If you’re a male, having a deeper voice doesn’t necessarily make you more attractive to women, but it is associated with greater dominance. Two new experiments revealed the differences in the perceived attractiveness of deeper male voice between the animal kingdom and humans. In the animal world, a deeper voice was found to lure females in, but this effect was much smaller among humans. On the other hand, in humans, a deeper voice is perceived as more dominant against other males.
Study leader David Puts said, “We find that masculine traits in humans are not the same as, say, in peacocks, where the beautiful tail attracts a mate. For example, beards make men more dominant-looking, scarier and seemingly more dangerous, but most women prefer clean-shaven men.”

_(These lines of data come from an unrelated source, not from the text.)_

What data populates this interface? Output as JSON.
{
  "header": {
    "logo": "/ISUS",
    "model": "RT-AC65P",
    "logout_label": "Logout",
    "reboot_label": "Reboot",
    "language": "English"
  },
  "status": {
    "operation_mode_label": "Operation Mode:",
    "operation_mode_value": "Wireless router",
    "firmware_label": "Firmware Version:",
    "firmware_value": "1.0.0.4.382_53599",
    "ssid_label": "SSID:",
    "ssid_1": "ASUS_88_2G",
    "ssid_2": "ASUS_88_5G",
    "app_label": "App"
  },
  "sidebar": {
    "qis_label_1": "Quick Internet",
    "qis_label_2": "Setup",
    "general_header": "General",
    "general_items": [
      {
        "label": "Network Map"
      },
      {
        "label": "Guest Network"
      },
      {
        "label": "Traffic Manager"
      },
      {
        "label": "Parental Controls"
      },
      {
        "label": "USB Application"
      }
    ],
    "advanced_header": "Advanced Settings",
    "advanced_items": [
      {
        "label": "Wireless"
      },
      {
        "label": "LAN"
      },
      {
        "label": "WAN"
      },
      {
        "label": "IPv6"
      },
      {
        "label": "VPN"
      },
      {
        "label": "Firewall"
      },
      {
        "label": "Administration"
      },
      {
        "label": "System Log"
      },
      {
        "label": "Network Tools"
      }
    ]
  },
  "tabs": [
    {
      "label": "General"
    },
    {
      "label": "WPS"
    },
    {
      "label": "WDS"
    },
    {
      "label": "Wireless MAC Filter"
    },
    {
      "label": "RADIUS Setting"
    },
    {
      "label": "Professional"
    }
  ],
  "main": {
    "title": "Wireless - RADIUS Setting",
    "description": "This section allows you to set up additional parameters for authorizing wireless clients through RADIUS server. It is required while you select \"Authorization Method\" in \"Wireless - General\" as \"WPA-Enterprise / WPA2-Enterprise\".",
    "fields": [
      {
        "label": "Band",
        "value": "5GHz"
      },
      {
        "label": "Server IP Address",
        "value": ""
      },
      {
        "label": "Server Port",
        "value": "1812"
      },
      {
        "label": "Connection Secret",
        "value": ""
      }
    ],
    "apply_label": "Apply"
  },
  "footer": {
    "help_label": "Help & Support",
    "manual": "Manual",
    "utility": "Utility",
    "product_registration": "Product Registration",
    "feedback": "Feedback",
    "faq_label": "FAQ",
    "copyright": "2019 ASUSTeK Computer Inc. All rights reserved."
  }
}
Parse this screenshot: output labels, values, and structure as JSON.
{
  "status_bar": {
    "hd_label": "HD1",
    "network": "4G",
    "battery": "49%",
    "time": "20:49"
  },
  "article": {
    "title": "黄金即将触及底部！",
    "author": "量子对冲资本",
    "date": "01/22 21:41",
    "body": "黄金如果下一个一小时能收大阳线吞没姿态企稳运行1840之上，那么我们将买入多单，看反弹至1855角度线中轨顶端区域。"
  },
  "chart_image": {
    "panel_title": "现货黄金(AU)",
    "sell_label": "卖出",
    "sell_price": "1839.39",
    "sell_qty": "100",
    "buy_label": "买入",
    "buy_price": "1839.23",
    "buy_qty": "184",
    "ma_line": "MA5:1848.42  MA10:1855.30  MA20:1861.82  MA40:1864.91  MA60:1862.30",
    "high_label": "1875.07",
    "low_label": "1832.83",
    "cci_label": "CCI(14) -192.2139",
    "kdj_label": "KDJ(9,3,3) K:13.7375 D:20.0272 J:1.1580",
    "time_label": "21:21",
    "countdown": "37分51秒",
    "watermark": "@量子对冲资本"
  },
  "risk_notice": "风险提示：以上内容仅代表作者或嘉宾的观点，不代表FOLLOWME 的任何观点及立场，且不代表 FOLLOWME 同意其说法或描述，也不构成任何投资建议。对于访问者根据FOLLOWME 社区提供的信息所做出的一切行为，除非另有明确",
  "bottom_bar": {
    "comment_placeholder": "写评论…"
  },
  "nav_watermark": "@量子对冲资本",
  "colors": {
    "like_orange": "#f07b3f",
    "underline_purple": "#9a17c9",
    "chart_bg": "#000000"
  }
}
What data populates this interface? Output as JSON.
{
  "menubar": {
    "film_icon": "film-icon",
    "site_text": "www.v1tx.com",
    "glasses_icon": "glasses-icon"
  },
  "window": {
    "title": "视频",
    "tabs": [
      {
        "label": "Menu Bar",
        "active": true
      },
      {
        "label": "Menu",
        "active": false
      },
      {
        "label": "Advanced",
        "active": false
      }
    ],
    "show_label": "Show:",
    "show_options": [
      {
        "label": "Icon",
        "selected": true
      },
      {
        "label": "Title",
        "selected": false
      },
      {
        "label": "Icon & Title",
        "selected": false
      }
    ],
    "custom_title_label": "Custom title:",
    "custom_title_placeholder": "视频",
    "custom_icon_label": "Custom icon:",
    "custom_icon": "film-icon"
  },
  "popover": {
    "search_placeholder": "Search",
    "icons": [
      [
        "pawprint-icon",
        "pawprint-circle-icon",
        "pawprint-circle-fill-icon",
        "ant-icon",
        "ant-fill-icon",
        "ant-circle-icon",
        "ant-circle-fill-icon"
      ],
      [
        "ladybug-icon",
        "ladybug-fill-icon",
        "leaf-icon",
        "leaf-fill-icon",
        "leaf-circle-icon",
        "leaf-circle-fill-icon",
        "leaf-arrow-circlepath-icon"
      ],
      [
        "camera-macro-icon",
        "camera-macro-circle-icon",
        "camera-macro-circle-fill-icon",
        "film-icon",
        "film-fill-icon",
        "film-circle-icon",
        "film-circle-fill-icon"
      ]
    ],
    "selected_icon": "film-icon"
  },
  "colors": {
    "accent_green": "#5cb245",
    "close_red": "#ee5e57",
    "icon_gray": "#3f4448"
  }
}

For the first experiment, the researchers looked at 258 females and 175 male college students. The participants were recorded while reading a passage. The recordings were then rated by 558 women and 568 men. Each male recording was rated by women for attractiveness and by men for dominance. Overall, the recordings were rated more for dominance as opposed to attractiveness, implying that a deeper voice was associated with greater male dominance.
In an alternative experiment, researchers recorded 53 women and two groups of men with 62 in one group and 58 in the other. Their saliva was tested for cortisol and testosterone. For women, there was no correlation between voice pitch and cortisol or testosterone levels. In men, however, deeper voices were associated with low cortisol and high testosterone levels.
The findings were published in Proceedings of the Royal Society B.